Of course, we now know that the briliant young boxing prospect from Edinburgh that was Vernon Sollas, was increasingly suffering from a stamina sapping condition which undermined Sollas’s abilty to fulfil his world class boxing potential, as surely as arthritis in the hands routinely ruins the careers of eminent surgeons and musicians. So it was that Vernon Sollas’s last great ring performance took place in London’s National Sporting Club in Mayfair when the Edinburgh ring ace knocked out South African world featherweight champion, Arnold Taylor in round eight with Vernon claiming that pringbok Taylor was the hardest puncher he ever faced in the ring.

After that the Sollas career was anti-climatic.

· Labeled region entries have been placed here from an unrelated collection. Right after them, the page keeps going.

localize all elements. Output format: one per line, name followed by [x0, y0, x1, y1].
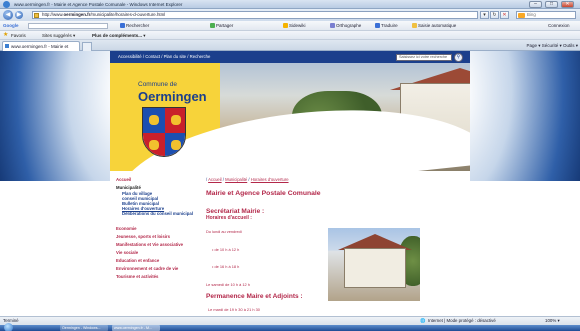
toolbar-search-button[interactable]: Rechercher [120, 21, 149, 31]
search-engine-label: Bing [527, 12, 536, 17]
status-bar: Terminé 🌐 Internet | Mode protégé : désa… [0, 316, 580, 325]
tab-oermingen[interactable]: www.oermingen.fr - Mairie et Agence Post… [2, 41, 80, 58]
start-button[interactable] [4, 323, 13, 331]
toolbar-sidewiki-button[interactable]: Sidewiki [283, 21, 306, 31]
sidebar-item[interactable]: Environnement et cadre de vie [116, 266, 196, 271]
commune-label: Commune de [138, 81, 178, 88]
sidebar-item[interactable]: Vie sociale [116, 250, 196, 255]
search-icon [120, 23, 125, 28]
toolbar-share-button[interactable]: Partager [210, 21, 233, 31]
translate-icon [375, 23, 380, 28]
refresh-icon[interactable]: ↻ [490, 11, 499, 19]
url-domain: oermingen.fr [63, 12, 91, 17]
toolbar-translate-button[interactable]: Traduire [375, 21, 398, 31]
addons-link[interactable]: Plus de compléments... ▾ [92, 31, 146, 40]
breadcrumb: / Accueil / Municipalité / Horaires d'ou… [206, 177, 289, 182]
commune-name: Oermingen [138, 89, 207, 104]
hours-tuesday: Le mardi de 19 h 30 à 21 h 30 [208, 307, 260, 312]
site-search-input[interactable]: Saisissez ici votre recherche [396, 54, 452, 61]
search-go-button[interactable]: ⚲ [454, 53, 463, 62]
subsection-heading: Horaires d'accueil : [206, 215, 252, 221]
title-bar: www.oermingen.fr - Mairie et Agence Post… [0, 0, 580, 9]
sidewiki-icon [283, 23, 288, 28]
section-heading: Secrétariat Mairie : [206, 208, 265, 215]
website: Accessibilité / Contact / Plan du site /… [110, 51, 470, 316]
sidebar-item-municipalite[interactable]: Municipalité [116, 185, 196, 190]
suggested-sites-link[interactable]: Sites suggérés ▾ [42, 31, 75, 40]
google-logo: Google [3, 23, 19, 28]
breadcrumb-current[interactable]: Horaires d'ouverture [251, 177, 289, 182]
zoom-level[interactable]: 100% ▾ [545, 317, 560, 325]
sidebar-item[interactable]: Education et enfance [116, 258, 196, 263]
google-toolbar: Google Rechercher Partager Sidewiki Orth… [0, 21, 580, 31]
security-zone[interactable]: Internet | Mode protégé : désactivé [428, 317, 496, 325]
taskbar-item-active[interactable]: www.oermingen.fr - M... [112, 325, 160, 331]
sidebar-item[interactable]: Economie [116, 226, 196, 231]
url-path: /municipalite/horaires-d-ouverture.html [90, 12, 166, 17]
favorites-star-icon[interactable]: ★ [3, 31, 8, 40]
url-prefix: http://www. [42, 12, 64, 17]
back-button[interactable]: ◀ [3, 10, 13, 20]
google-search-input[interactable] [28, 23, 108, 29]
autofill-icon [412, 23, 417, 28]
sidebar-item[interactable]: Manifestations et Vie associative [116, 242, 196, 247]
tab-favicon [5, 44, 9, 48]
sidebar-subitem[interactable]: Délibérations du conseil municipal [116, 211, 196, 216]
breadcrumb-municipalite[interactable]: Municipalité [225, 177, 247, 182]
breadcrumb-accueil[interactable]: Accueil [208, 177, 222, 182]
coat-of-arms-icon [142, 107, 186, 157]
tab-bar: www.oermingen.fr - Mairie et Agence Post… [0, 40, 580, 58]
close-button[interactable]: ✕ [561, 1, 574, 8]
toolbar-autofill-button[interactable]: Saisie automatique [412, 21, 456, 31]
windows-taskbar: Oermingen - Windows... www.oermingen.fr … [0, 323, 580, 331]
globe-icon: 🌐 [420, 318, 426, 323]
town-hall-photo [328, 228, 420, 301]
forward-button[interactable]: ▶ [15, 11, 23, 19]
taskbar-item[interactable]: Oermingen - Windows... [60, 325, 108, 331]
new-tab-button[interactable] [82, 42, 92, 51]
spellcheck-icon [330, 23, 335, 28]
window-title: www.oermingen.fr - Mairie et Agence Post… [14, 1, 183, 7]
site-banner: Commune de Oermingen [110, 63, 470, 171]
bing-icon [518, 13, 525, 18]
share-icon [210, 23, 215, 28]
sidebar-item[interactable]: Jeunesse, sports et loisirs [116, 234, 196, 239]
internet-explorer-icon [3, 1, 10, 8]
page-title: Mairie et Agence Postale Comunale [206, 190, 321, 197]
maximize-button[interactable]: □ [545, 1, 558, 8]
page-viewport: Accessibilité / Contact / Plan du site /… [0, 51, 580, 316]
command-bar[interactable]: Page ▾ Sécurité ▾ Outils ▾ [526, 40, 578, 51]
stop-icon[interactable]: ✕ [500, 11, 509, 19]
search-box[interactable]: Bing [516, 11, 576, 19]
sidebar-item[interactable]: Tourisme et activités [116, 274, 196, 279]
address-bar: ◀ ▶ http://www.oermingen.fr/municipalite… [0, 9, 580, 21]
minimize-button[interactable]: – [529, 1, 542, 8]
sidebar-menu: Accueil Municipalité Plan du village con… [116, 177, 196, 282]
url-input[interactable]: http://www.oermingen.fr/municipalite/hor… [32, 11, 478, 19]
page-icon [34, 13, 39, 18]
favorites-button[interactable]: Favoris [11, 31, 26, 40]
toolbar-spellcheck-button[interactable]: Orthographe [330, 21, 361, 31]
sidebar-item-accueil[interactable]: Accueil [116, 177, 196, 182]
hours-afternoon-text: de 16 h à 18 h [214, 264, 240, 269]
google-signin-link[interactable]: Connexion [548, 21, 570, 31]
compatibility-icon[interactable]: ▾ [480, 11, 489, 19]
section-heading-permanence: Permanence Maire et Adjoints : [206, 293, 303, 300]
hours-morning-text: de 10 h à 12 h [214, 247, 240, 252]
favorites-bar: ★ Favoris Sites suggérés ▾ Plus de compl… [0, 31, 580, 40]
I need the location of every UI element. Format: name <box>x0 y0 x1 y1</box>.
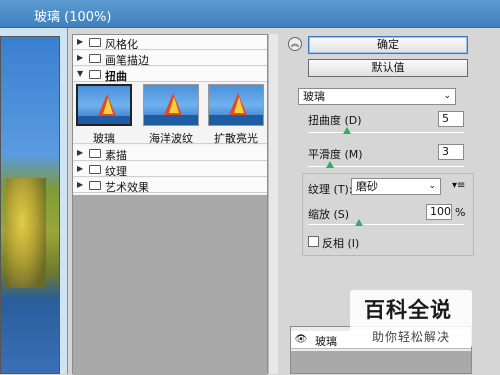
folder-icon <box>89 38 101 47</box>
thumb-label-glass: 玻璃 <box>93 132 115 145</box>
folder-icon <box>89 149 101 158</box>
layer-name: 玻璃 <box>315 335 337 348</box>
chevron-down-icon: ⌄ <box>428 181 436 191</box>
distort-thumbnails: 玻璃 海洋波纹 扩散亮光 <box>73 82 267 145</box>
panel-menu-icon[interactable]: ▾≡ <box>452 180 465 191</box>
smoothness-label: 平滑度 (M) <box>308 148 363 161</box>
filter-select-value: 玻璃 <box>303 90 325 103</box>
gallery-scrollbar[interactable] <box>268 34 278 374</box>
folder-icon <box>89 165 101 174</box>
image-preview[interactable] <box>0 28 68 374</box>
scaling-input[interactable]: 100 <box>426 204 452 220</box>
thumb-sea <box>209 115 263 125</box>
texture-label: 纹理 (T): <box>308 183 353 196</box>
gallery-empty-area <box>73 195 267 375</box>
invert-checkbox[interactable] <box>308 236 319 247</box>
chevron-down-icon: ⌄ <box>443 91 451 101</box>
expand-triangle-icon: ▶ <box>77 37 84 46</box>
smoothness-input[interactable]: 3 <box>438 144 464 160</box>
watermark: 百科全说 助你轻松解决 <box>350 290 472 348</box>
distortion-slider-handle[interactable] <box>343 127 351 134</box>
thumb-glass[interactable] <box>76 84 132 126</box>
category-label: 纹理 <box>105 165 127 178</box>
expand-triangle-icon: ▶ <box>77 148 84 157</box>
thumb-label-ocean-ripple: 海洋波纹 <box>149 132 193 145</box>
double-chevron-up-icon[interactable]: ︽ <box>288 37 302 51</box>
category-label: 艺术效果 <box>105 181 149 194</box>
folder-open-icon <box>89 70 101 79</box>
scaling-unit: % <box>455 206 466 219</box>
category-brush-strokes[interactable]: ▶ 画笔描边 <box>73 51 267 67</box>
eye-icon[interactable]: 👁 <box>294 334 308 346</box>
category-label: 画笔描边 <box>105 54 149 67</box>
smoothness-slider-handle[interactable] <box>325 161 334 168</box>
scaling-slider-handle[interactable] <box>355 219 364 226</box>
folder-icon <box>89 181 101 190</box>
distortion-input[interactable]: 5 <box>438 111 464 127</box>
thumb-sea <box>144 115 198 125</box>
invert-label: 反相 (I) <box>322 237 360 250</box>
filter-select[interactable]: 玻璃 ⌄ <box>298 88 456 105</box>
category-label: 素描 <box>105 149 127 162</box>
thumb-sail <box>169 97 179 113</box>
thumb-diffuse-glow[interactable] <box>208 84 264 126</box>
watermark-subtitle: 助你轻松解决 <box>372 330 451 344</box>
category-stylize[interactable]: ▶ 风格化 <box>73 35 267 51</box>
ok-button[interactable]: 确定 <box>308 36 468 54</box>
thumb-sail <box>103 98 113 114</box>
category-distort[interactable]: ▼ 扭曲 <box>73 67 267 83</box>
preview-tree-detail <box>6 178 46 288</box>
category-sketch[interactable]: ▶ 素描 <box>73 146 267 162</box>
category-texture[interactable]: ▶ 纹理 <box>73 162 267 178</box>
watermark-title: 百科全说 <box>364 298 452 322</box>
expand-triangle-icon: ▶ <box>77 180 84 189</box>
category-artistic[interactable]: ▶ 艺术效果 <box>73 178 267 194</box>
distortion-label: 扭曲度 (D) <box>308 114 362 127</box>
title-bar: 玻璃 (100%) <box>0 0 500 28</box>
layers-empty-area <box>291 351 471 373</box>
folder-icon <box>89 54 101 63</box>
default-button[interactable]: 默认值 <box>308 59 468 77</box>
expand-triangle-icon: ▶ <box>77 164 84 173</box>
texture-select-value: 磨砂 <box>356 180 378 193</box>
thumb-sail <box>234 97 244 113</box>
thumb-sea <box>78 116 130 124</box>
thumb-label-diffuse-glow: 扩散亮光 <box>214 132 258 145</box>
expand-triangle-icon: ▶ <box>77 53 84 62</box>
collapse-triangle-icon: ▼ <box>77 69 84 78</box>
texture-select[interactable]: 磨砂 ⌄ <box>351 178 441 195</box>
filter-gallery: ▶ 风格化 ▶ 画笔描边 ▼ 扭曲 玻璃 海洋波纹 扩散亮光 ▶ 素描 ▶ 纹理… <box>72 34 268 375</box>
thumb-ocean-ripple[interactable] <box>143 84 199 126</box>
scaling-label: 缩放 (S) <box>308 208 350 221</box>
distortion-slider-track[interactable] <box>308 132 464 133</box>
category-label: 风格化 <box>105 38 138 51</box>
window-title: 玻璃 (100%) <box>34 10 112 25</box>
scaling-slider-track[interactable] <box>308 224 464 225</box>
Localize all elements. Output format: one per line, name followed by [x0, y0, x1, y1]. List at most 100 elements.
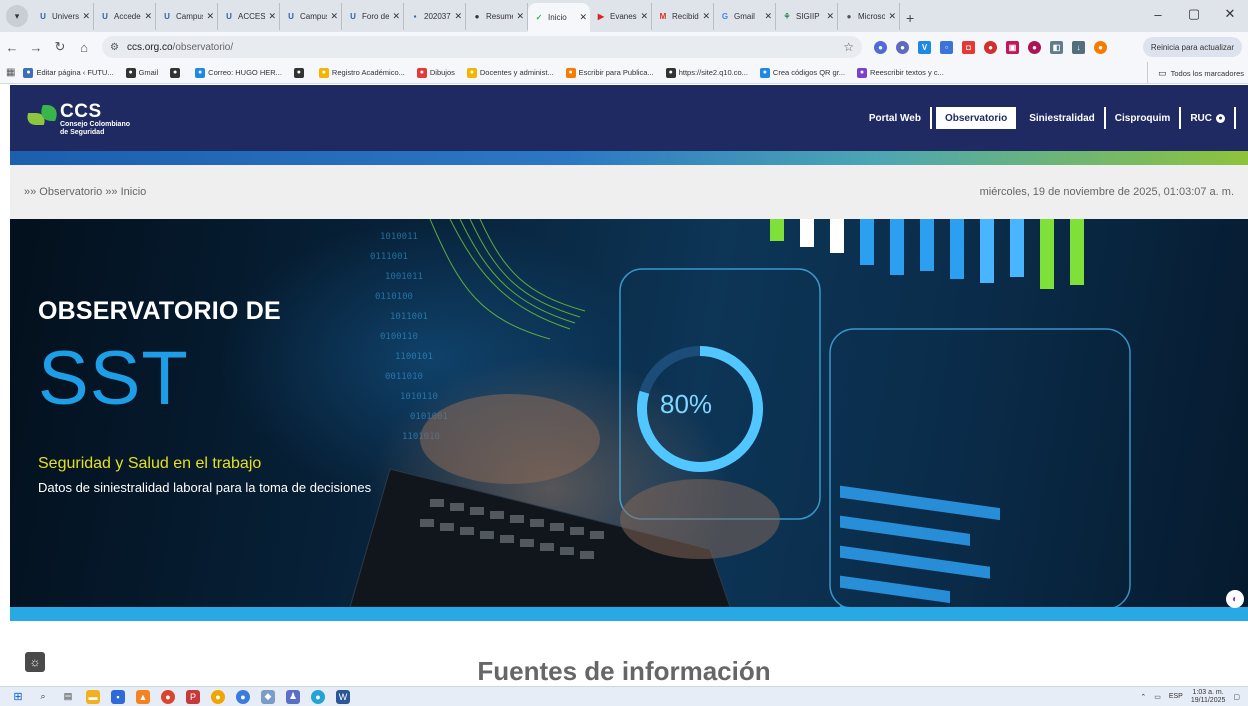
bookmark-star-icon[interactable]: ☆ — [843, 40, 854, 54]
bookmark-item[interactable]: ● — [293, 67, 307, 78]
reload-icon[interactable]: ↻ — [48, 39, 72, 55]
browser-tab[interactable]: U Acceder ✕ — [94, 3, 156, 30]
browser-tab[interactable]: ▪ 2020376✕ — [404, 3, 466, 30]
profile-avatar[interactable]: ● — [1094, 40, 1107, 54]
folder-icon: ▭ — [1158, 67, 1167, 78]
accessibility-widget-icon[interactable]: ◐ — [1226, 590, 1244, 608]
browser-tab[interactable]: ⚘ SIGIIP ✕ — [776, 3, 838, 30]
browser-tab[interactable]: ✓ Inicio ✕ — [528, 3, 590, 32]
extension-icon[interactable]: ● — [874, 40, 887, 54]
network-icon[interactable]: ▭ — [1154, 693, 1161, 701]
start-icon[interactable]: ⊞ — [11, 690, 25, 704]
nav-siniestralidad[interactable]: Siniestralidad — [1020, 107, 1106, 129]
back-icon[interactable]: ← — [0, 40, 24, 55]
bookmark-item[interactable]: ● — [170, 67, 183, 78]
tab-close-icon[interactable]: ✕ — [144, 11, 152, 22]
browser-tab[interactable]: U Foro de ✕ — [342, 3, 404, 30]
tab-favicon: ▶ — [597, 11, 605, 21]
nav-observatorio[interactable]: Observatorio — [935, 107, 1017, 129]
browser-tab[interactable]: U Campus ✕ — [156, 3, 218, 30]
ccs-logo[interactable]: CCS Consejo Colombiano de Seguridad — [23, 102, 130, 137]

In what proved to be his second last fight, Yorkshire’s Alan Richardson ko’d Vernon in 8 rounds to relieve him off his British 9 stone title and Lonsdale Belt at Leeds Town Hall, and after losing to England’s Dave Needham at Wolverhasmpton later that year of 1977, Vernon Sollas retired. Vernon Sollas was (when at his best) easily one of the most brilliant Caledonian ring talents ever, but genius often comes with a heavy price tag for those endowed with it, (witness Scottish sporting greats Benny Lynch and Jim Baxter) for Vernon it wasn’t booze that muddied the dream but a physical stamina problem that prevented him from being what many thought he was destined to be become – the Scottish Ali.